GSA Connects 2024 Meeting in Anaheim, California

Paper No. 218-7
Presentation Time: 3:05 PM

IN-SITU PETROLOGIC AND REGOLITH CLUES: ASSESSING IRREGULAR MARE PATCH HYPOTHESES THROUGH LANDER AND ROVER CAMERAS ON DIMPLE


FAGAN, Amy1, ANDERSON, F Scott2, BRADEN, Sarah3, LEVINE, Jonathan4, BIERHAUS, E. Beau5, FAUSCH, Rico6, HEAD, James W.7, JOY, Katherine8, PERNET-FISHER, John8, TARTESE, Romain8, WURZ, Peter6 and YANT, Marcella5, (1)Geosciences & Natural Resources Department, Western Carolina University, 331 Stillwell Building, Cullowhee, NC 28723, (2)Southwest Research Institute, Boulder, CO 80302, (3)Lunar Scholar Services, LLC, Aurora, CO 80247, (4)Department of Physics and Astronomy, Colgate University, Hamilton, NY 13346, (5)Lockheed Martin Space Systems Company, Littleton, CO 80120, (6)Physics Institute, University of Bern, 216 / Gesellschaftsstrasse 6, Bern, Switzerland, (7)Department of Earth, Environmental and Planetary Sciences, Brown University, Providence, RI 02912, (8)Department of Earth and Environmental Sciences, The University of Manchester, Oxford Road, Manchester, Manchester M13 9PL, United Kingdom

The DIMPLE (Dating an Irregular Mare Patch with a Lunar Explorer) payload will establish the age and lithology of the Ina lunar Irregular Mare Patch (IMP). DIMPLE (Anderson et al., 2024) will fly within NASA’s Payloads and Research Investigations on the Surface of the Moon (PRISM) program as part of the Commercial Lunar Payload Services (CLPS) initiative. It will analyze samples on the lunar surface with the Chemistry, Organics, and Dating EXperiment (CODEX) (Levine et al., 2023), operating two mass spectrometers: laser-ablation (elemental abundances) and resonance-ionization (Rb, Sr isotopic abundances). DIMPLE will also utilize images from cameras on the CLPS lander and rover to obtain a more complete understanding of Ina, with implications for other IMPs.

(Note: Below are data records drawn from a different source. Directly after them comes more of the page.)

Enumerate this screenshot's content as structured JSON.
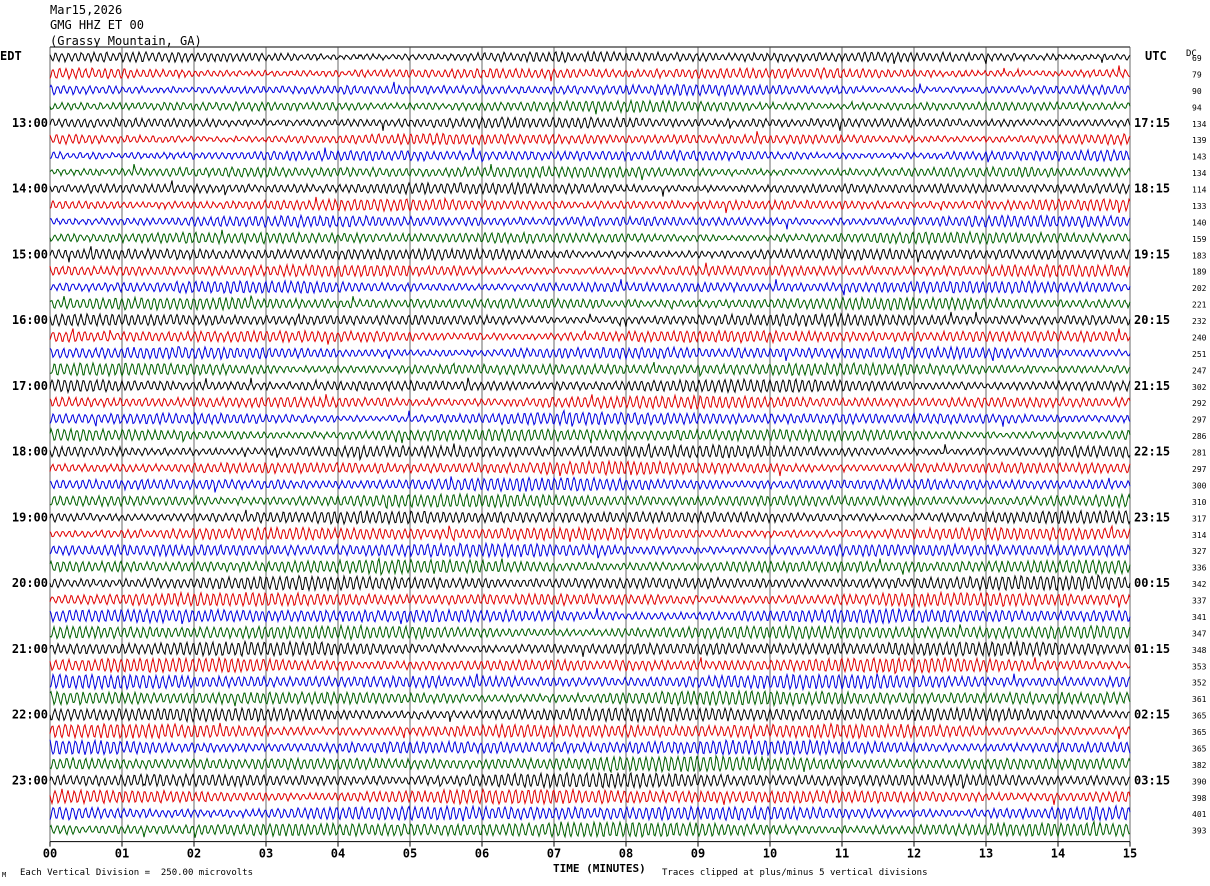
{
  "header": {
    "date": "Mar15,2026",
    "station": "GMG HHZ ET 00",
    "location": "(Grassy Mountain, GA)"
  },
  "labels": {
    "left_tz": "EDT",
    "right_tz": "UTC",
    "dc": "DC",
    "x_axis": "TIME (MINUTES)",
    "footer_left": "Each Vertical Division =  250.00 microvolts",
    "footer_right": "Traces clipped at plus/minus 5 vertical divisions",
    "corner_mark": "M"
  },
  "chart_data": {
    "type": "line",
    "title": "GMG HHZ ET 00",
    "xlabel": "TIME (MINUTES)",
    "ylabel": "",
    "xlim": [
      0,
      15
    ],
    "x_ticks": [
      "00",
      "01",
      "02",
      "03",
      "04",
      "05",
      "06",
      "07",
      "08",
      "09",
      "10",
      "11",
      "12",
      "13",
      "14",
      "15"
    ],
    "grid": true,
    "trace_minutes": 15,
    "trace_colors": [
      "#000000",
      "#e00000",
      "#0000e0",
      "#006000"
    ],
    "left_hour_labels": [
      "13:00",
      "14:00",
      "15:00",
      "16:00",
      "17:00",
      "18:00",
      "19:00",
      "20:00",
      "21:00",
      "22:00",
      "23:00"
    ],
    "right_hour_labels": [
      "17:15",
      "18:15",
      "19:15",
      "20:15",
      "21:15",
      "22:15",
      "23:15",
      "00:15",
      "01:15",
      "02:15",
      "03:15"
    ],
    "dc_values": [
      69,
      79,
      90,
      94,
      134,
      139,
      143,
      134,
      114,
      133,
      140,
      159,
      183,
      189,
      202,
      221,
      232,
      240,
      251,
      247,
      302,
      292,
      297,
      286,
      281,
      297,
      300,
      310,
      317,
      314,
      327,
      336,
      342,
      337,
      341,
      347,
      348,
      353,
      352,
      361,
      365,
      365,
      365,
      382,
      390,
      398,
      401,
      393
    ]
  }
}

Several hypotheses aim to explain IMP unusual morphology, and each have predictions for age, chemistry, and/or petrologic texture. Images will provide textural information from samples (e.g., grain size, vesicularity) to help determine the formation process. The lander camera will provide close-up images of samples prior to analysis. Rover camera images will be used to select samples to carry to the lander and to examine local materials (e.g., rocks, partially buried boulders). Small, recent (<100 Ma) basaltic eruptions may be fine-grained (Braden et al., 2013, 2014; Boyd et al., 2024), but small intrusions within the collapse caldera may be coarse-grained (El-Baz, 1972, 1973; Strain & El-Baz, 1980). In contrast, lava flow inflation (Garry et al., 2012), lava lake processes, and magmatic foam extrusion hypotheses (Qiao et al., 2017, 2018, 2019; Wilson & Head, 2017; Vannier et al., 2024; Gao et al., 2024) predict vesicular material. If Ina were old, but the ancient surface regolith were removed by episodic, recent (<10 Ma) outgassing (Schultz et al., 2006; Vannier et al., 2024), exposing previously buried basalts, the samples may be massive, rather than vesicular.

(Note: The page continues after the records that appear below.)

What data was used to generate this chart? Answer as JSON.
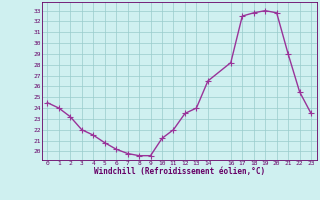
{
  "x": [
    0,
    1,
    2,
    3,
    4,
    5,
    6,
    7,
    8,
    9,
    10,
    11,
    12,
    13,
    14,
    16,
    17,
    18,
    19,
    20,
    21,
    22,
    23
  ],
  "y": [
    24.5,
    24.0,
    23.2,
    22.0,
    21.5,
    20.8,
    20.2,
    19.8,
    19.6,
    19.6,
    21.2,
    22.0,
    23.5,
    24.0,
    26.5,
    28.2,
    32.5,
    32.8,
    33.0,
    32.8,
    29.0,
    25.5,
    23.5
  ],
  "xlabel": "Windchill (Refroidissement éolien,°C)",
  "xlim": [
    -0.5,
    23.5
  ],
  "ylim": [
    19.2,
    33.8
  ],
  "yticks": [
    20,
    21,
    22,
    23,
    24,
    25,
    26,
    27,
    28,
    29,
    30,
    31,
    32,
    33
  ],
  "xticks": [
    0,
    1,
    2,
    3,
    4,
    5,
    6,
    7,
    8,
    9,
    10,
    11,
    12,
    13,
    14,
    16,
    17,
    18,
    19,
    20,
    21,
    22,
    23
  ],
  "line_color": "#993399",
  "marker": "+",
  "bg_color": "#cff0f0",
  "grid_color": "#99cccc",
  "tick_label_color": "#660066",
  "xlabel_color": "#660066",
  "marker_size": 4,
  "linewidth": 1.0
}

Other information can be gathered from the regolith. For example, photometric analyses suggest Ina’s rough floor units may be covered by black glass beads such as found at Apollo 17 (Boyd et al., 2024) – will DIMPLE identify an abundance of these materials? Regolith thickness and physical properties can be also be inferred from observations of wheel-tracks, depth of sinking for the lander footpads, and depth of small impact craters not resolvable from orbital data.